Les dispositions notamment de l' article L. 1235-3, du code du travail, dans sa rédaction issue de l'ordonnance n° 2017-1387 du 22 septembre 2017, qui permettent raisonnablement l'indemnisation de la perte injustifiée de l'emploi et assurent le caractère dissuasif des sommes mises à la charge de l'employeur, sont de nature à permettre le versement d'une indemnité adéquate ou une réparation considérée comme appropriée au sens de l'article 10 de la Convention n° 158 de l'Organisation Internationale du Travail (OIT).
Il en résulte que les dispositions de l'article L. 1235-3 du code du travail sont compatibles avec les stipulations de l'article 10 de la Convention précitée.

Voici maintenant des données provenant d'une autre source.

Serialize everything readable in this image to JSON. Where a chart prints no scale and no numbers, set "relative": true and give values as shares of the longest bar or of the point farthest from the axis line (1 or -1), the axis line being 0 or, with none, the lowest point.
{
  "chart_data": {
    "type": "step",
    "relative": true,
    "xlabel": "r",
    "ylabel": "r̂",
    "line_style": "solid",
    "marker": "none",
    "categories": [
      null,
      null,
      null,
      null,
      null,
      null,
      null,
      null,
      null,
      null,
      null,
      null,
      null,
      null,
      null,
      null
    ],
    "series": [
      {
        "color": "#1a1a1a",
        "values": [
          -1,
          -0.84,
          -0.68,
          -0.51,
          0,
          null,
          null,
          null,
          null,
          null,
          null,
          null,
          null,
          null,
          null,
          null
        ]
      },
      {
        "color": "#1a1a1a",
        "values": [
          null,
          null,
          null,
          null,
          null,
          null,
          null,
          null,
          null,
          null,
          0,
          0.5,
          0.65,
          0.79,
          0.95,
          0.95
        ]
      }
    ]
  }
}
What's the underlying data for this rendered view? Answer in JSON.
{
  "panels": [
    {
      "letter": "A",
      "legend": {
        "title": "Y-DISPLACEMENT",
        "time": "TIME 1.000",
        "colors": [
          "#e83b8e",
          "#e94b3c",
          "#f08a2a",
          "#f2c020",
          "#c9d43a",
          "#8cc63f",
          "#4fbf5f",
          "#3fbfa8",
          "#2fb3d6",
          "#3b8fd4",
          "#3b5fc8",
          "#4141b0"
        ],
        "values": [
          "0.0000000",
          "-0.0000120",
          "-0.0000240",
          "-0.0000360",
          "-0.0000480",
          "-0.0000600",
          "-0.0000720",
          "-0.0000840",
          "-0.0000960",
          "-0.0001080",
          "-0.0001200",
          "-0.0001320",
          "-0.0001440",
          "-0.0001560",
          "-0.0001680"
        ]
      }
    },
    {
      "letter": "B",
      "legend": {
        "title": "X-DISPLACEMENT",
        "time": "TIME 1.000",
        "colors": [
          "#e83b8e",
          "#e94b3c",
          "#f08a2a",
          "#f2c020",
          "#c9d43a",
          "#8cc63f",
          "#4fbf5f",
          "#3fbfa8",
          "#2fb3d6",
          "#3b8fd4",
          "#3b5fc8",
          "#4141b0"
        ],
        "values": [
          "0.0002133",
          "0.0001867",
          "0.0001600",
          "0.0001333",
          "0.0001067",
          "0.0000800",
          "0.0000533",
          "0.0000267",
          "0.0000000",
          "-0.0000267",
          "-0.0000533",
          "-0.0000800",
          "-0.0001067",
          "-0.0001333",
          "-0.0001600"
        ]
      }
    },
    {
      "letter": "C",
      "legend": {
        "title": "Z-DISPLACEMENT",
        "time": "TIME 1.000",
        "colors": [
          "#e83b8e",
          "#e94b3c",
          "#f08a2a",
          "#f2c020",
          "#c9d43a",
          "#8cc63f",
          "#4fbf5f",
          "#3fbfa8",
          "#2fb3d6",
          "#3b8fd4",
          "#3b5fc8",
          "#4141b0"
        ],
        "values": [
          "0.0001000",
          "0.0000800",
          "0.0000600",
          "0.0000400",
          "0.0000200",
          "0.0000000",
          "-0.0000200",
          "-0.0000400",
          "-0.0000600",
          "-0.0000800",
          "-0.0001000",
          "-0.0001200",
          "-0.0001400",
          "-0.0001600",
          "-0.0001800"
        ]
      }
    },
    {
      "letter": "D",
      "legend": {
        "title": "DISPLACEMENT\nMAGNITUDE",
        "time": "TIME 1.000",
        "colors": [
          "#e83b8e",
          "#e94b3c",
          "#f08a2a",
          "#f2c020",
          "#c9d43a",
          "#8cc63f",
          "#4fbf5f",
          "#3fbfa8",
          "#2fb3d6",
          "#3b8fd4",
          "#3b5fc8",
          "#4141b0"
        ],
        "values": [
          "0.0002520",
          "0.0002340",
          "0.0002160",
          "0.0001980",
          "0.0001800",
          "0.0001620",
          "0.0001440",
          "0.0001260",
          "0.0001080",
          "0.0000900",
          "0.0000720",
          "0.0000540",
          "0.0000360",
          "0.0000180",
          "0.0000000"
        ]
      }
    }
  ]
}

Il convient en conséquence, en l'espèce, d'allouer à M. [K] la somme de 4365,56 euros correspondant à deux mois de salaire.
La société Euro Béton est, par infirmation du jugement déféré, condamné au paiement de cette somme.
- Sur les dépens et les frais irrépétibles de procédure
Compte tenu de la teneur de la décision, le jugement de première instance, qui a condamné la société Euro Béton aux dépens sera confirmé et, ajoutant, l'intimée est également condamnée aux dépens d'appel tels qu'ils sont définis par l'article 695 du code de procédure civile.
M. [K] est débouté de sa demande présentée au titre de l'article 700 du code de procédure civile et le jugement confirmé de ce chef.
PAR CES MOTIFS
La cour, statuant publiquement par arrêt contradictoire mis à disposition au greffe conformément à l'article 451 alinéa 2 du code de procédure civile,
Infirme le jugement déféré sauf sur le montant de la condamnation prononcée au titre de l'absence de représentants du personnel ;
Statuant des seuls chefs infirmés :
Dit que le licenciement de M. [D] [K] est sans cause réelle et sérieuse ;
Annule la mise à pied conservatoire du 3 mars 2021 ;
Condamne la S.A.R.L. Euro Béton, prise en la personne de son représentant légal, à payer à M. [D] [K] les sommes de :
- 2.182,78 euros brut à titre de rappel de salaire pendant la période de la mise à pied conservatoire,
- 218, 27 euros brut de congés payés afférents,
- 4.365,56 euros brut au titre de l'indemnité de préavis,
- 436,55 euros brut à titre de congés payés afférents,
- 1.548,67 euros au titre de l'indemnité de licenciement,
- 4.365,56 euros brut à titre de dommages et intérêts pour le licenciement abusif ;
Dit n'y avoir lieu à condamnation au titre de l'application de l'article 700 du code de procédure civile ;
Condamne la SARL Euro Béton, prise en la personne de son représentant légal, aux dépens de première instance et d'appel.
Le présent arrêt a été signé par Madame Corinne JACQUEMIN, présidente de chambre, et par Mme Monique LEBRUN, greffière, à laquelle la minute de la décision a été remise par le magistrat signataire.